The report, authored by Kent Surrey Sussex Academic Health Science Network (KSS AHSN), UK National Innovation Centre for Ageing (NICA), VOICE and Pfizer UK, complied over 3,000 responses from patients and clinicians to understand how PILs are currently used.

It found that just 32% of patients surveyed said that they completely understand the PIL, while just 47% said that they always or often read it.

Many patients reported anxiety from reading about potential side effects, and several said they assumed that their GP or pharmacist would tell them about anything important.

Less than 10% said they read the PIL when they received their repeat prescription, meaning that they were likely to miss out on any updates to their medicine’s safety information.

Most patients (93%) would read the PIL when the medication was first prescribed, 75% would read it if they were to experience any side effects, and 58% would read it if they were prescribed any information about a new condition.

Over half (55%) of patients reported problems with the readability of the PIL, such as the font size and quantity and relevance of the information provided, while 27% said they found it difficult to understand – for example, because it contained technical language. Just 29% said they had no difficulties with the PIL.

The survey suggested that patients are increasingly turning to alternative sources of information about their medicines, including online sources such as Google searches or the BNF and NHS website (77%), healthcare professionals like pharmacists or GPs (71%). Just 13% mentioned paper-based information like the medicine box or PIL.

But the report also highlighted the capacity pressures faced by healthcare professionals who did not always feel like they had time to adequately explain information to patients.

One clinician quoted in the report said: ‘You can’t always be proposing solutions where we’ll get... “the pharmacist [to] do this”.... we’re not living in a world where manpower resource is infinite, in fact, [we are in a] situation in which it’s contracting down.’

Another proposed that ‘whatever solution we come up with, should reduce the requirement for face-to-face inputs, not increase it’.

The report concluded that the focus should be on ‘working smarter’, by giving healthcare professionals tools they can use to provide a better service to patients without needing more staff.

The researchers said that innovative medicines labelling of the future should focus on a digital-first approach, with patients reporting that they wanted audio, video or translation functions, as well as search functions to answer specific queries about side effects, allergies or how to take their medicines.

They also said that patients who take multiple medicines might want to be able to print out a schedule and receive alerts, and that patients with lower health literacy might benefit from simplified language or pictograph options.

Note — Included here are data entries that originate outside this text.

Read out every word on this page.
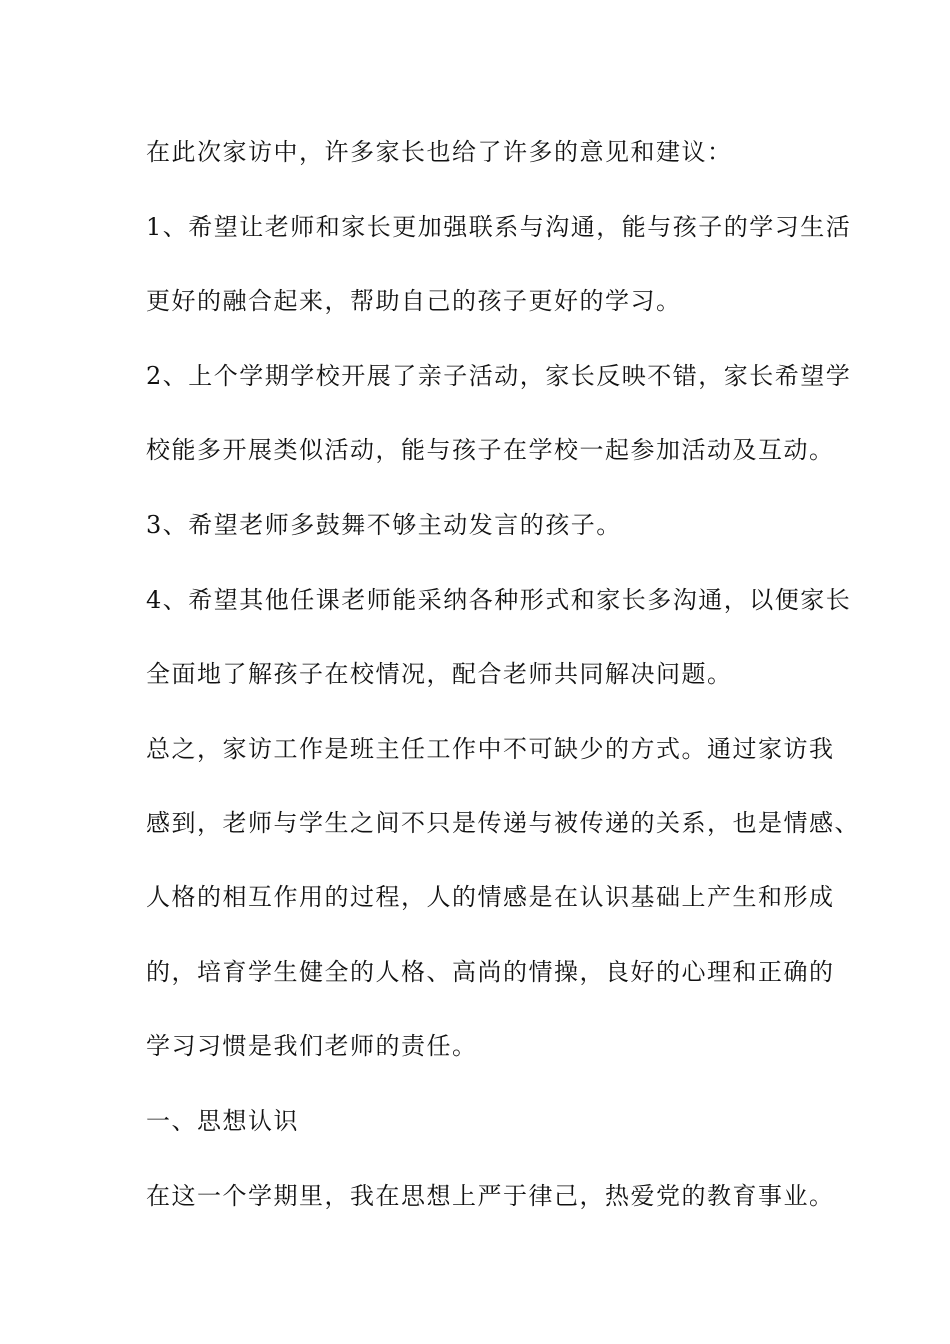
在此次家访中，许多家长也给了许多的意见和建议：

1、希望让老师和家长更加强联系与沟通，能与孩子的学习生活

更好的融合起来，帮助自己的孩子更好的学习。

2、上个学期学校开展了亲子活动，家长反映不错，家长希望学

校能多开展类似活动，能与孩子在学校一起参加活动及互动。

3、希望老师多鼓舞不够主动发言的孩子。

4、希望其他任课老师能采纳各种形式和家长多沟通，以便家长

全面地了解孩子在校情况，配合老师共同解决问题。

总之，家访工作是班主任工作中不可缺少的方式。通过家访我

感到，老师与学生之间不只是传递与被传递的关系，也是情感、

人格的相互作用的过程，人的情感是在认识基础上产生和形成

的，培育学生健全的人格、高尚的情操，良好的心理和正确的

学习习惯是我们老师的责任。

一、思想认识

在这一个学期里，我在思想上严于律己，热爱党的教育事业。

However, they emphasised that any solution must be co-designed with patients with specific needs and with those who might have difficulty accessing digital technology.

Pilots could aid understanding of how electronic medicines product information is accessed and understood by both patients and providers in a variety of real-life settings and platforms, they said.

Hinal Patel, a trained pharmacist and medicine optimisation programme manager at KSS AHSN, said: ‘Community or GP based pharmacists can help by really getting behind any pilots and supporting the trial of them out so that [a] wide range of professionals as well [as] patients have been involved in testing potential future developments.’

The researchers also said that appropriate training should be provided for healthcare professionals to help them identify the health and digital literacy needs of their patients, and could link with Health Education England’s Artificial Intelligence (AI) and Digital Healthcare Technologies Capability framework.

In September Ghalib Khan, founder of Written Medicines, spoke to The Pharmacist about how he was developing bilingual medication labels to improve patient safety.